From that moment on, if not before, genuine madness seems to have taken possession of the unfortunate chevalier. He ignored his orders to go to France. As to the embassy business, he gave a portion of the ordinary aboveboard correspondence to Guerchy, but he retained the remainder, as well as all documents which had to do with the invasion plan and which, naturally, he was not expected to give Guerchy in any case. Tercier and Broglie had intended to take those over, after d’Eon’s return to Paris. Both of them, friends of his though they were, were worried about his behavior and had come to the obviously correct conclusion that he was out of his head. But d
’Eon wouldn’t come home.
It was, to say the least, a very awkward situation for Louis’s secret service. All their most private, shameful plans were in the hands of a lunatic who was where they could not get at him, and who in defense of his honor or what-not might quite easily tell all, to everyone concerned. They felt like animal trainers whose prize gorilla has got loose and is romping about with a gun. Perhaps they felt even worse. After all, animal trainers presumably expect accidents, but Louis was not a zoo keeper; he was a king. It was worse for him, because as King he should not have had guns lying about.
An odd state of affairs now obtained in London’s diplomatic circles. Guerchy had to put a good face on the matter. However much he may have wanted to choke d’Eon’s stiff neck he must not do so, nor even administer to him so much as a public snub. The English were not to know anything about this civil war among France’s distinguished representatives. A Frenchman who had refused to obey orders and was holding his sovereign’s property as an instrument of blackmail must nevertheless be allowed to come and go in the French Embassy as he liked, and continue to be received everywhere as minister plenipotentiary, though he had been officially demoted and recalled. Whatever next?

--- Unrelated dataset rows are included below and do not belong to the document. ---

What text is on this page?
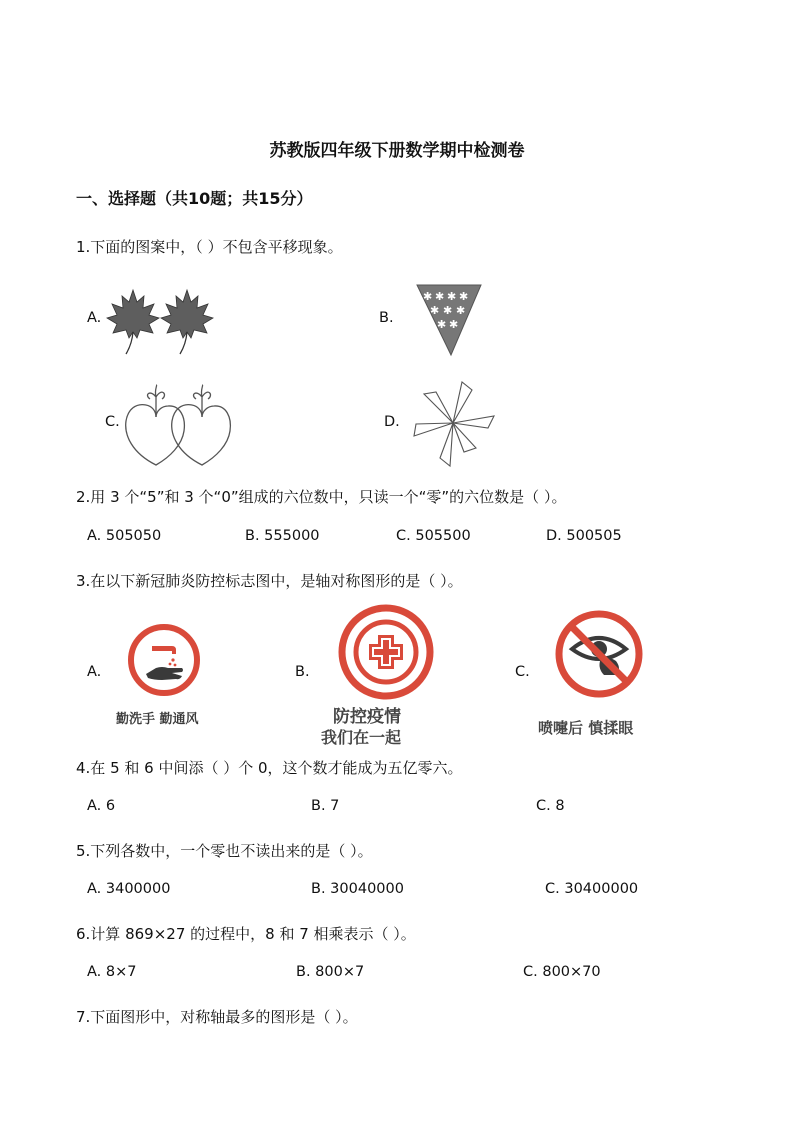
苏教版四年级下册数学期中检测卷
一、选择题（共10题；共15分）
1.下面的图案中，（ ）不包含平移现象。
A.	B.
✱ ✱ ✱ ✱
✱ ✱ ✱
✱ ✱
C.	D.
2.用 3 个“5”和 3 个“0”组成的六位数中，只读一个“零”的六位数是（ ）。
A. 505050	B. 555000	C. 505500	D. 500505
3.在以下新冠肺炎防控标志图中，是轴对称图形的是（ ）。
A.
勤洗手 勤通风
B.
防控疫情
我们在一起
C.
喷嚏后 慎揉眼
4.在 5 和 6 中间添（ ）个 0，这个数才能成为五亿零六。
A. 6	B. 7	C. 8
5.下列各数中，一个零也不读出来的是（ ）。
A. 3400000	B. 30040000	C. 30400000
6.计算 869×27 的过程中，8 和 7 相乘表示（ ）。
A. 8×7	B. 800×7	C. 800×70
7.下面图形中，对称轴最多的图形是（ ）。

In our unhappy times renegade diplomats usually ask protection from the governments where they are resident, and then call in the press. Kidnapings are feared; indeed, kidnapings sometimes actually take place. The methods of totalitarians in our unhappy times are not always quite original. D’Eon feared some similar retaliation, but he was not yet ready to ask protection from the British. Anyway, it is unlikely he would have received it without making a full confession of Louis’s plans, and this he did not—as yet—think of doing. He did not blame Louis, but Guerchy. Guerchy was the man who was after him, Guerchy and the traitor Praslin. Anyone who sided with Guerchy joined the sinister mob against him, but Louis, of course, would side with himself. At all costs d’Eon must defend himself against the abominable Guerchy.